The taxis will be made in Shanghai starting in 2008 under an agreement signed by Manganese Bronze, the cars’ manufacturer, and Geely Holding Group of China. The contract is valued at $100 million. The model built will be a version of the TXII introduced in 2002. It features an integral, fold-down ramp for wheelchairs. It also has an intermediate step and swivel-out seat for passengers with moderate walking difficulties. For people with hearing problems it has an induction loop incorporated in the intercom system.

The rules for these cabs in London are tough. Drivers have to pass a test of London’s streets called ‘the Knowledge’. This will not apply in China.

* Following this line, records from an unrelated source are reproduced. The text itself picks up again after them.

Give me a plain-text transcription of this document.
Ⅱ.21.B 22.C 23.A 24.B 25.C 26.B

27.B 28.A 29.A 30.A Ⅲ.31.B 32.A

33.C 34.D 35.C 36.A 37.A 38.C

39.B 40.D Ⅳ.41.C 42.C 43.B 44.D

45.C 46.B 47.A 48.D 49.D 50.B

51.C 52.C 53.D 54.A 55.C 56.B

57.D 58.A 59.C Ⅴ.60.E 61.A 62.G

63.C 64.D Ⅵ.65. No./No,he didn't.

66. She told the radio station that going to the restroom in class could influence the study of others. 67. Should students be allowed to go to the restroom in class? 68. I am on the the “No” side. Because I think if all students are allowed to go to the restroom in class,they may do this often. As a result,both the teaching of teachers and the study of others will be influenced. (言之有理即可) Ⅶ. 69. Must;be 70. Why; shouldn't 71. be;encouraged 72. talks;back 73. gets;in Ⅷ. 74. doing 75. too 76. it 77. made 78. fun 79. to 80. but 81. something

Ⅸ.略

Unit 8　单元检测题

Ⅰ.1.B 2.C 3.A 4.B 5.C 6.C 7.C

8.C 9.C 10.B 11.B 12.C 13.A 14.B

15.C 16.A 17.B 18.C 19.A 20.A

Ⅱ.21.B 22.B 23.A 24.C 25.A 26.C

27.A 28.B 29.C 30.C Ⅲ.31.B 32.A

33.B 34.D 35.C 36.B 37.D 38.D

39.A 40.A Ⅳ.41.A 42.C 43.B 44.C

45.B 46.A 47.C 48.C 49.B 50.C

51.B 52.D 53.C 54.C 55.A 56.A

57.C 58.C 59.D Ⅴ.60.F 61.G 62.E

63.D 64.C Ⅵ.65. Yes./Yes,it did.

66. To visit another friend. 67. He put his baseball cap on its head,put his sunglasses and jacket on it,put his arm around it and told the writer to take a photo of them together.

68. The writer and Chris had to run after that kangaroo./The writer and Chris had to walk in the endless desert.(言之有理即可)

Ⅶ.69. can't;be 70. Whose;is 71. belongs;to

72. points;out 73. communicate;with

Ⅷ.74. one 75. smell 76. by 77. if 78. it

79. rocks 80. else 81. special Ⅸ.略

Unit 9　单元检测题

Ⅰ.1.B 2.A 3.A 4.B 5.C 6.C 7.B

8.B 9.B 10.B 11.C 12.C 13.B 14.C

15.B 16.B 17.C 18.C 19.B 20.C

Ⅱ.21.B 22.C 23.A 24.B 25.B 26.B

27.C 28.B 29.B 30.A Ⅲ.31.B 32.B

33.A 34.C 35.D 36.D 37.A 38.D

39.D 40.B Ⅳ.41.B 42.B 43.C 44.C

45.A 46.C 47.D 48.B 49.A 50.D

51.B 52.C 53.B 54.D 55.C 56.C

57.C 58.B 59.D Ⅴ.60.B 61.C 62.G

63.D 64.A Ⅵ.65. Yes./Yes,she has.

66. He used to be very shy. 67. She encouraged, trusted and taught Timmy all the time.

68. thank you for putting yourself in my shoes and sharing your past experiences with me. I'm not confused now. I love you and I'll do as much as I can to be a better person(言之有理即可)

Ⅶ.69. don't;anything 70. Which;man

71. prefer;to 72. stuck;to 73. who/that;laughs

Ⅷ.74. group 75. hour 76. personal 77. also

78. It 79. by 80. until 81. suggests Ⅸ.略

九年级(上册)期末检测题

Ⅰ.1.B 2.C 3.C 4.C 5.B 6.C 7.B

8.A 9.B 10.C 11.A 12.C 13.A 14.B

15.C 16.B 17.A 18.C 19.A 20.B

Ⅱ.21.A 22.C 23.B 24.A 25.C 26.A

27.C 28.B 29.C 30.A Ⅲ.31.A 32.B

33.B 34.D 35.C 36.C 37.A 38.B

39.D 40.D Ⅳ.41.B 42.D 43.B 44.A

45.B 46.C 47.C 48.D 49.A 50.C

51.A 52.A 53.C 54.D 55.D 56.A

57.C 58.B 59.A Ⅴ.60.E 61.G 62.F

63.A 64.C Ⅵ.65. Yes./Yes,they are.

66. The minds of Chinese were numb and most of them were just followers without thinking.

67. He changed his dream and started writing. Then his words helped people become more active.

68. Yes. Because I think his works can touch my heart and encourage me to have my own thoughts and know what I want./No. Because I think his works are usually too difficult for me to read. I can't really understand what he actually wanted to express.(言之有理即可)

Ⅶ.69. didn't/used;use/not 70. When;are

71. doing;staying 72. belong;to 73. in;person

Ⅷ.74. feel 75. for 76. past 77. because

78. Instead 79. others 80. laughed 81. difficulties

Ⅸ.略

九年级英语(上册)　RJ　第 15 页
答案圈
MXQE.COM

London taxis are also required to have a 25-foot, or 7.6-meter, turning circle, a roof high enough to accommodate a passenger wearing a bowler hat, and an entrance no higher than 15 inches from the ground.

Manganese Bronze is reducing costs and trying to sell the taxis beyond Britain, where it has made more than 100,000 since 1948. About 1 million taxis and limousines are sold a year in China, according to Manganese Bronze, which will also keep building the vehicles at its factory in Coventry, England.

Geely, the biggest privately owned carmaker in China, will sell the cars in Asia, and Manganese Bronze will sell them in the rest of the world.